If you are going to have a successful startup company, you obviously need to understand what it takes to be a good leader. Being a good leader can come naturally to some people, but more often than not, it is a learned skill and one that a leader needs to keep sharpening and crafting to be effective.
Every employee may not respond in the same way to your leadership, and continual watchfulness for how to manage a valued employee who needs something different is advisable. You don't need to be the leader that everyone likes, but you can be the one that makes the company (and the people working for the company), successful.

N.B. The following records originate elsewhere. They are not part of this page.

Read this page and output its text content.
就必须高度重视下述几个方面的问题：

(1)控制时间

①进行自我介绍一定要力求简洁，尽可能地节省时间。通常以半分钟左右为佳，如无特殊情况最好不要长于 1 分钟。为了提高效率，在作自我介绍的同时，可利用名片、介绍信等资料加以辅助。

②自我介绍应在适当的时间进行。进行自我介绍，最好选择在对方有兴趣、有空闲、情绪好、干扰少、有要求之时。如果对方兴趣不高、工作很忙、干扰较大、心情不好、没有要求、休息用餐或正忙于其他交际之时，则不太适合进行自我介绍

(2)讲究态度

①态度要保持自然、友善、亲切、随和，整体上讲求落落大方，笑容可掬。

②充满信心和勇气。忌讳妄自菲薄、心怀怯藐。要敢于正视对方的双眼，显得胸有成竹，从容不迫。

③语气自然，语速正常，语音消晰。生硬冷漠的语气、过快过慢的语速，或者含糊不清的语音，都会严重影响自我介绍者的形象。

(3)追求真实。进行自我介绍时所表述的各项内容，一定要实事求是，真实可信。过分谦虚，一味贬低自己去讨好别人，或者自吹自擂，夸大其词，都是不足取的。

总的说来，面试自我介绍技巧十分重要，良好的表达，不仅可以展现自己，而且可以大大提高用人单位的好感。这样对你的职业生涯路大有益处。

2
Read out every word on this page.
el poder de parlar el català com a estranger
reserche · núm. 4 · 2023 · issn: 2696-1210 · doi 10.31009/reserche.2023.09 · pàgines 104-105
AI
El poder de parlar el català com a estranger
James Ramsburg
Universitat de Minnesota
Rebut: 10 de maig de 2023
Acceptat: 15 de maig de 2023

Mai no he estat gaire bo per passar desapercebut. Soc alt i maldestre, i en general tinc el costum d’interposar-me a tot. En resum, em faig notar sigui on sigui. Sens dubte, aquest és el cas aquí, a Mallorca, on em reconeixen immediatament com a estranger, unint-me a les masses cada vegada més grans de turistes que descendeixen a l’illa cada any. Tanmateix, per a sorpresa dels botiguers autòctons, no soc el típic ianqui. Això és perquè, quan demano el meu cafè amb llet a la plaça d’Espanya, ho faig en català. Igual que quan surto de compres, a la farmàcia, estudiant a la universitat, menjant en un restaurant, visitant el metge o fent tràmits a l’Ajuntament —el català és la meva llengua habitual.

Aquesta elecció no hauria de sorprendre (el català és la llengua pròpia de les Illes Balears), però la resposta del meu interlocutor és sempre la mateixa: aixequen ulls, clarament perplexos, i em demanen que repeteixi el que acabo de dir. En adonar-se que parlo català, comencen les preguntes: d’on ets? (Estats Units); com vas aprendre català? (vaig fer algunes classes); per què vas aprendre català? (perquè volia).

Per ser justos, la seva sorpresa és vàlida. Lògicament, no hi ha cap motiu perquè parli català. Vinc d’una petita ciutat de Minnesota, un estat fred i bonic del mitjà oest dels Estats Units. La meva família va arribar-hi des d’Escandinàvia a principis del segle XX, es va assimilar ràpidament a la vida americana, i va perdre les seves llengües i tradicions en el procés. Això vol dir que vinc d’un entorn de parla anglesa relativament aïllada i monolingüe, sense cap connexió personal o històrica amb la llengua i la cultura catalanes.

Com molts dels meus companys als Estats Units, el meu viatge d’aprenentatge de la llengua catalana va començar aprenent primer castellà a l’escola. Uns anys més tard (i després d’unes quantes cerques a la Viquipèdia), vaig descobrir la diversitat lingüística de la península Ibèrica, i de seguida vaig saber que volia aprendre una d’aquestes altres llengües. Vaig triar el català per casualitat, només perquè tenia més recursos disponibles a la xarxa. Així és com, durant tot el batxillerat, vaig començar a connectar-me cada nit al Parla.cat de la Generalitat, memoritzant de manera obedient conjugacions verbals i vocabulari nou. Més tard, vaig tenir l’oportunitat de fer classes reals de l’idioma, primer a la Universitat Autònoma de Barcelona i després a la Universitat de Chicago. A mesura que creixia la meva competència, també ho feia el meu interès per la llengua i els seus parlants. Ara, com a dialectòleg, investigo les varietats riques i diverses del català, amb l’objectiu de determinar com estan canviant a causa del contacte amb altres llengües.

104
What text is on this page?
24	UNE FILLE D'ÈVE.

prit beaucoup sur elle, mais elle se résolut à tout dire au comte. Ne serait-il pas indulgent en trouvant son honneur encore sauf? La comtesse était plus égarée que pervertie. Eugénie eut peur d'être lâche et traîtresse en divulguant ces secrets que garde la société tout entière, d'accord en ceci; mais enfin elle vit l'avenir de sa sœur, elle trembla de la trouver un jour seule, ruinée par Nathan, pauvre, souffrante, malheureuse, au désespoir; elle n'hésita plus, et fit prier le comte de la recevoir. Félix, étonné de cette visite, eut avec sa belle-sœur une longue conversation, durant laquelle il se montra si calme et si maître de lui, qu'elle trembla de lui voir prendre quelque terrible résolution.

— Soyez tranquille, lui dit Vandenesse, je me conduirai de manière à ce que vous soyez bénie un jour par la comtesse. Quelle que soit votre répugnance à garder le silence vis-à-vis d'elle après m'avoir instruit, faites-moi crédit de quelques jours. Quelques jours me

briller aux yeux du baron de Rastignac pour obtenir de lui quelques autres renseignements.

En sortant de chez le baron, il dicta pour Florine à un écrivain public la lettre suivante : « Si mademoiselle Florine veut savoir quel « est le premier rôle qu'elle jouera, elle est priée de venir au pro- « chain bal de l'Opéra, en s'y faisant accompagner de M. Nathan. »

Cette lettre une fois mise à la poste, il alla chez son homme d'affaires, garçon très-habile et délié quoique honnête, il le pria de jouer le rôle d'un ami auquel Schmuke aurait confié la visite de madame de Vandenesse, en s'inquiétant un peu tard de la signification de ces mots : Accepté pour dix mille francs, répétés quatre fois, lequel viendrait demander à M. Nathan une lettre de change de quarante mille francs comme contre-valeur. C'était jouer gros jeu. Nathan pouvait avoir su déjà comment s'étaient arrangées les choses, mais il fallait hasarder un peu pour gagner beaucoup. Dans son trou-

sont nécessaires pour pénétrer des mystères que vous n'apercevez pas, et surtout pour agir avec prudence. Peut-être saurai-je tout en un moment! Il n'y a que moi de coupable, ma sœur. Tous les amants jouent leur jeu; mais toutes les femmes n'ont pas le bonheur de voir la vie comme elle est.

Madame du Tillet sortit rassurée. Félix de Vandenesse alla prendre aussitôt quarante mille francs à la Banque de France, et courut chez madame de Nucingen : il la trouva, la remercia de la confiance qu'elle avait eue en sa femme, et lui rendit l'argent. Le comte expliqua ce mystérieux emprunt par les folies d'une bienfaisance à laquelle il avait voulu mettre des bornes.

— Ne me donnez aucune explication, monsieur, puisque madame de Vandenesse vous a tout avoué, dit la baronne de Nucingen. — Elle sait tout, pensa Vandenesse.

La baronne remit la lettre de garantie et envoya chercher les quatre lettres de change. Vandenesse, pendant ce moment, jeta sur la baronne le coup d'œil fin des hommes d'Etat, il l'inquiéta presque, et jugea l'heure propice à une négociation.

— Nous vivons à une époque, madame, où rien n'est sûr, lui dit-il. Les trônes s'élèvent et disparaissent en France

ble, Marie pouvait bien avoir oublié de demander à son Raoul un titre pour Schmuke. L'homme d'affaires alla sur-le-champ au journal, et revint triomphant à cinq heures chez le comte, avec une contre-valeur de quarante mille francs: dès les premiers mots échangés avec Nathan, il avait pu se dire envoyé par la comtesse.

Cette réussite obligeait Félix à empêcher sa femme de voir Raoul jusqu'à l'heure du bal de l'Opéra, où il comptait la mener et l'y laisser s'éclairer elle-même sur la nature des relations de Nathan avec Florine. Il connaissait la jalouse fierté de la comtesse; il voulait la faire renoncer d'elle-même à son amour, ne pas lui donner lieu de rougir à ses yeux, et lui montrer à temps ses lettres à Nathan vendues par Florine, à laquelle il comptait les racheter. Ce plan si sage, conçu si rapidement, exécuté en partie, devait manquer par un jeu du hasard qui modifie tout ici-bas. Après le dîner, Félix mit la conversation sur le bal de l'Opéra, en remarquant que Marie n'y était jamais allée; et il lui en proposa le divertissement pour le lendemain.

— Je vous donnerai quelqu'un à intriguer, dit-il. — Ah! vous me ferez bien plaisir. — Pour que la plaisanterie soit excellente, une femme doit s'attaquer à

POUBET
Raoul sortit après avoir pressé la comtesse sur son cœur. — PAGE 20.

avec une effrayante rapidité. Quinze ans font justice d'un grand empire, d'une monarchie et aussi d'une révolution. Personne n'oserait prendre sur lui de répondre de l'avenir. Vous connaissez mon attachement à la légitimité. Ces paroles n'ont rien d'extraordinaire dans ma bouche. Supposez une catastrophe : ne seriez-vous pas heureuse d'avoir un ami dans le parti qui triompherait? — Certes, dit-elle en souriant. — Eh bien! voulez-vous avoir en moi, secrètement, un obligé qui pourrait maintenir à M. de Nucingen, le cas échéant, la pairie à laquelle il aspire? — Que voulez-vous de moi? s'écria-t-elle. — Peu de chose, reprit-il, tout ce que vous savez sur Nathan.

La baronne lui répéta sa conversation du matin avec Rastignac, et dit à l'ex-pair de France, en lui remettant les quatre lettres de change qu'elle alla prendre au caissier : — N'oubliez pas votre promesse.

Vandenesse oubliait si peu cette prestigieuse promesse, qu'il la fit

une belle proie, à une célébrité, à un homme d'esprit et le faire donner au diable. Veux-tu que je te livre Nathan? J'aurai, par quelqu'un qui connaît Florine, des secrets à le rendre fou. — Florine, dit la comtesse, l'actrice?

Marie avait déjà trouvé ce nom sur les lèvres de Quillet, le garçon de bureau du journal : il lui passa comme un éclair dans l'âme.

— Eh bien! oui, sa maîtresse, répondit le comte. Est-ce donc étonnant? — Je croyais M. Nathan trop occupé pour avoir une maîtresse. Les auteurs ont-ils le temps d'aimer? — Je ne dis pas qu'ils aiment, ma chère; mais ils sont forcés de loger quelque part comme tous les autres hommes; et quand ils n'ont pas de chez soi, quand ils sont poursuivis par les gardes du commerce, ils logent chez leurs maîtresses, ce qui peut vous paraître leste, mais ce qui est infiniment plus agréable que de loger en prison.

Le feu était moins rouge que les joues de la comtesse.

Not only do you need to know how to lead well, but you need to be able to communicate how to be a good leader to those you select to have leadership roles in your company, such as sales managers, VP's, and other managerial positions. Lets take a quick look at what traits you want to promote and cultivate on your leadership team.
Lead from the front
This sounds a bit cliche, but what does it mean? This means that the attitude a leader has will be one that will be emulated by the employees. We have all seen the overweight P.E. teacher in high school....remember how ineffective that one was? A lot of leadership is that of setting an example of what you want and need from your employees. When you are leading and managing people, they want to see that you display integrity, hard work, honesty, and optimism when you walk in the door, and when they see you outside of the office. You will want to set the tone for your business by letting your employees see you working hard. The expectation for an employee to do the heavy lifting in your business or more than the leader is willing to perform, just doesn't happen. It is your business, after all.
Willing to do any task
Obviously, if you are an MBA from Harvard, and you are running the companies' finances while you get a CFO appointed, your time would not be well spend sweeping the parking lot or emptying garbage cans all day. Your employees need to see that you don't consider yourself above doing mundane work that some might deem should only be delegated. At the same time, you need to be able to do any task once in a while. Maybe you should consider sitting down with a new sales employee and giving them some personal tips on how to be successful with their new clients. This type of coaching can show your entire company that you are willing to do what it takes to be a team builder and that growing fine sales (or whatever position) isn't calculated by you as a dirty job. Deliberate actions such as these have immense benefits when it comes to morale.
Respect everyone's time
The last thing that I like to stress is that a good leader will respect their own time and everyone else on the team. A good leader will work on time management skills so that the people in their office will do the same and respect each others time. When a leader can manage their own time well and make sure that every minute has value, then the employees in their care will also start to see that this leader values them and shows it by being considerate of their time.
Personally developing and acquiring leadership mastery can inspire all employees to be better workers, but most importantly, you will cultivate other leaders in your company.